Filtering the Aggregate Pipeline with $match

We can use the aggregation pipeline to filter a result set. This is more or less analogous to find, and is probably the most common thing we want to do.

Say we want to list only people who have cats (where cat is a sub-document), we would probably do something like this this:

db.people.find({
cat:{
$exists: true
}
})

We can get the same result in the aggregation framework using $match, like so:

db.people.aggregate({
'$match' : {
cat:{
$exists: true
}
}
})

So why use aggregation over find? In this example they are the same, but the power comes when we start to chain additional functions as we shall soon see.

Exercise - $match

  • Use the people dataset. Match all the people who are 10 years old who have ten year old cats.
  • Match all the people who are over 80 years old, and who's cats are over 15 years old.

When to use match

Matching is quick but not smart.
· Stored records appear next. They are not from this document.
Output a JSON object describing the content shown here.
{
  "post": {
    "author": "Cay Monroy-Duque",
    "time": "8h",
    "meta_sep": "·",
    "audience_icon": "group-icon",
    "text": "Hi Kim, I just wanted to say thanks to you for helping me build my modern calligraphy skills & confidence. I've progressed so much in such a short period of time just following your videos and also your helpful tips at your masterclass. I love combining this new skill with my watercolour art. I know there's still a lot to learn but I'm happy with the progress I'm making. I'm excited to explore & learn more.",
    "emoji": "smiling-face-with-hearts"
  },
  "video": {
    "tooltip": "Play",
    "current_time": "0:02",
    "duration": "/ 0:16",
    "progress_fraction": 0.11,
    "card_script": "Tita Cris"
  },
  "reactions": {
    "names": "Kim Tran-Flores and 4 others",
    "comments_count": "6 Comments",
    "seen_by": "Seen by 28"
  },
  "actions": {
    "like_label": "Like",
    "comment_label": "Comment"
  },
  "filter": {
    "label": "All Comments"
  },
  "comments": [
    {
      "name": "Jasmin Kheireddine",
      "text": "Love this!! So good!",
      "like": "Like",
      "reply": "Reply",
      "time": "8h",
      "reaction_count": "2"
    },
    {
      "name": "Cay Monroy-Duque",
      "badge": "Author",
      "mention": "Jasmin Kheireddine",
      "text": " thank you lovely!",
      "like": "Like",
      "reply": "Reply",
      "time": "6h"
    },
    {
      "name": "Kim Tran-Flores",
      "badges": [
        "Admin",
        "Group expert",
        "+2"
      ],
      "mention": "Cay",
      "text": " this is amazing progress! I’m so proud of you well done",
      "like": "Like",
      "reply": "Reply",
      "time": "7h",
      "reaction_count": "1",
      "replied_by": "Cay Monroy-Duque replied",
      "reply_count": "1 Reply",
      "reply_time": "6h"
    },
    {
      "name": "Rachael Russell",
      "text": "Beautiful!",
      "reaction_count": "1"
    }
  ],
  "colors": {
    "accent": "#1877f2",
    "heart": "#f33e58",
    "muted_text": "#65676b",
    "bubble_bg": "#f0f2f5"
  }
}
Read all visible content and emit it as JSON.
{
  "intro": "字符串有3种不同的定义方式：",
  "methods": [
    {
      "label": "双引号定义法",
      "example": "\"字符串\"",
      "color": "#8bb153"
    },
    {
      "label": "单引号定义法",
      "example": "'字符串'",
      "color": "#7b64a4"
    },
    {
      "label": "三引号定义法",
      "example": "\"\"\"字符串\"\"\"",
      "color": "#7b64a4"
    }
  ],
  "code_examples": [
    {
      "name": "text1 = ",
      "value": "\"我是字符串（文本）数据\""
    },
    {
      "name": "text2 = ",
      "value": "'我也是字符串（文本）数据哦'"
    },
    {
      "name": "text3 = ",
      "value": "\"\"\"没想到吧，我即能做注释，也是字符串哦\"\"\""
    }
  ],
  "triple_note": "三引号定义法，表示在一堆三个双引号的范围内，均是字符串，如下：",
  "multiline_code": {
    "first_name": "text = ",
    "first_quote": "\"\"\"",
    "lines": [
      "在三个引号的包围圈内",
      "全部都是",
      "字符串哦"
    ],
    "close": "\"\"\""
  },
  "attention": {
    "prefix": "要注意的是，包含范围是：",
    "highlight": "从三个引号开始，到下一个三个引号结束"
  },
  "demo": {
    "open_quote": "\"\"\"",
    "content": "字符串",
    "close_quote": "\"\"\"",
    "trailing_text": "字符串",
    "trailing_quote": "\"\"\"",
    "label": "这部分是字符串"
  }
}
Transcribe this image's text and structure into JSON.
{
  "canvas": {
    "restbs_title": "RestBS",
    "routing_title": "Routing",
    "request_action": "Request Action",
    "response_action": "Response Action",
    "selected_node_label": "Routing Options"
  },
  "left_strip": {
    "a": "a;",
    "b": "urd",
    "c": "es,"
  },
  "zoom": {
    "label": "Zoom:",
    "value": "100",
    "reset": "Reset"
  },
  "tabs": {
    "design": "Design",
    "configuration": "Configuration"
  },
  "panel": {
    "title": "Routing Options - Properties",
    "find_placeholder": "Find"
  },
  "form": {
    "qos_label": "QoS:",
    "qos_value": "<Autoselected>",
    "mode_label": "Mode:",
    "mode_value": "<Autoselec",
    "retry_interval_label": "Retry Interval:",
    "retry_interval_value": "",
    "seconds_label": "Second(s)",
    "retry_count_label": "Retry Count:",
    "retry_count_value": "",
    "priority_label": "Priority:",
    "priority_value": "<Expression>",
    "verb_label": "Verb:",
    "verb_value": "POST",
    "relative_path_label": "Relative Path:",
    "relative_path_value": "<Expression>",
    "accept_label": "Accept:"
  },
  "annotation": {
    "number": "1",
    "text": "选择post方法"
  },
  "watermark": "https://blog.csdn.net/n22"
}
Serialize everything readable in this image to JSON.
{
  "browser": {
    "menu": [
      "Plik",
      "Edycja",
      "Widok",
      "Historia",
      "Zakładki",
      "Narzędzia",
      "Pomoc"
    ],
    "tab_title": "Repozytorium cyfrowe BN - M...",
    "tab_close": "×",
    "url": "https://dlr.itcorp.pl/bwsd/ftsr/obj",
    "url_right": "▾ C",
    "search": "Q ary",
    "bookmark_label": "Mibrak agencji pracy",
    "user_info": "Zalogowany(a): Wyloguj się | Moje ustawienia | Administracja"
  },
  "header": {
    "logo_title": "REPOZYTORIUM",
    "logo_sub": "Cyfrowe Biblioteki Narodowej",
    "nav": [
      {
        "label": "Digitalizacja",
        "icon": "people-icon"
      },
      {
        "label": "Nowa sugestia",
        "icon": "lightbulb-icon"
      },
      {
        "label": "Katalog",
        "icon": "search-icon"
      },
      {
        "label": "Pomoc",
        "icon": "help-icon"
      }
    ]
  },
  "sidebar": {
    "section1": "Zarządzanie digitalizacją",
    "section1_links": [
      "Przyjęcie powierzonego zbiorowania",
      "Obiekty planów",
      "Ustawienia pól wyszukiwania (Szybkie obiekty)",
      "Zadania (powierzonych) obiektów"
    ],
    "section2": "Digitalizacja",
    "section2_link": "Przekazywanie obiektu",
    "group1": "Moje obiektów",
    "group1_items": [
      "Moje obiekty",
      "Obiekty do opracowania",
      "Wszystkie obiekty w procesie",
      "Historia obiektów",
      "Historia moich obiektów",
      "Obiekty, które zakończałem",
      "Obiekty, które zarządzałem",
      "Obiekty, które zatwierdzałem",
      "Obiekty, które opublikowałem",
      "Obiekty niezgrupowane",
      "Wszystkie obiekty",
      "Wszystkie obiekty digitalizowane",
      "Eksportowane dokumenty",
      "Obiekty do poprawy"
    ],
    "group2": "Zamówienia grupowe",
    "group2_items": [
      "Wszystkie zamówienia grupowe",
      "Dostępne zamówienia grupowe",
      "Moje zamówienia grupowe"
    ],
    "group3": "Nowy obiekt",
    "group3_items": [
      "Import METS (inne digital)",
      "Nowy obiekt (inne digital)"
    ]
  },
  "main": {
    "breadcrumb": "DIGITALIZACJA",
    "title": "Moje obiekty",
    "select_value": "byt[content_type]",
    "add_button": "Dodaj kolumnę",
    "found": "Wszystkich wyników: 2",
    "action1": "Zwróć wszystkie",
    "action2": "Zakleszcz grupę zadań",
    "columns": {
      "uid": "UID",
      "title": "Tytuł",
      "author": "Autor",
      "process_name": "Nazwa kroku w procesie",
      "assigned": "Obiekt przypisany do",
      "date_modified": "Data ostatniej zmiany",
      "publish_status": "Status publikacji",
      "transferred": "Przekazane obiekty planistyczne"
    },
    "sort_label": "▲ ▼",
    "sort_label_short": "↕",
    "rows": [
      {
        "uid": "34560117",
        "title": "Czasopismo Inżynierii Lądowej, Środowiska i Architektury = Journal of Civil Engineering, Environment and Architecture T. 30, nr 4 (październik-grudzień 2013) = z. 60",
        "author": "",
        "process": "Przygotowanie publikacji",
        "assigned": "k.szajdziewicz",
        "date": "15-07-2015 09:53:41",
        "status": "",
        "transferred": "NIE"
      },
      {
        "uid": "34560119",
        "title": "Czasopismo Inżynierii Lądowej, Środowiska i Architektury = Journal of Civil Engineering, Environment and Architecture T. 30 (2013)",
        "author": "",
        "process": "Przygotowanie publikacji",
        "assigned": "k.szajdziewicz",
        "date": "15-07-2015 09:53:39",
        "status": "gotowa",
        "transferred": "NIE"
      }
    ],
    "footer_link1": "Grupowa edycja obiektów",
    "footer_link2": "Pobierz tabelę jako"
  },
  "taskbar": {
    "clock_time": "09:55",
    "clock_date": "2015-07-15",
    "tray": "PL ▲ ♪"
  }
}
It's designed to limit the result set, so that the rest of the pipeline can run more quickly. When used with project we can match against fields that don't exist in our result set. This is a powerful and useful feature.

Larger Exercise - Zips

Download the zips file here. This contains a list of all the zip codes in the US:

http://nicholasjohnson.com/mongo/datasets/zips.json

Import it into Mongo using mongoimport, something like this:

mongoimport --db zips --collection zips --file zips.json
  • Find all the zip codes in Massachusetts (state:'MA").
  • Find all the zip codes with a population less than 1000.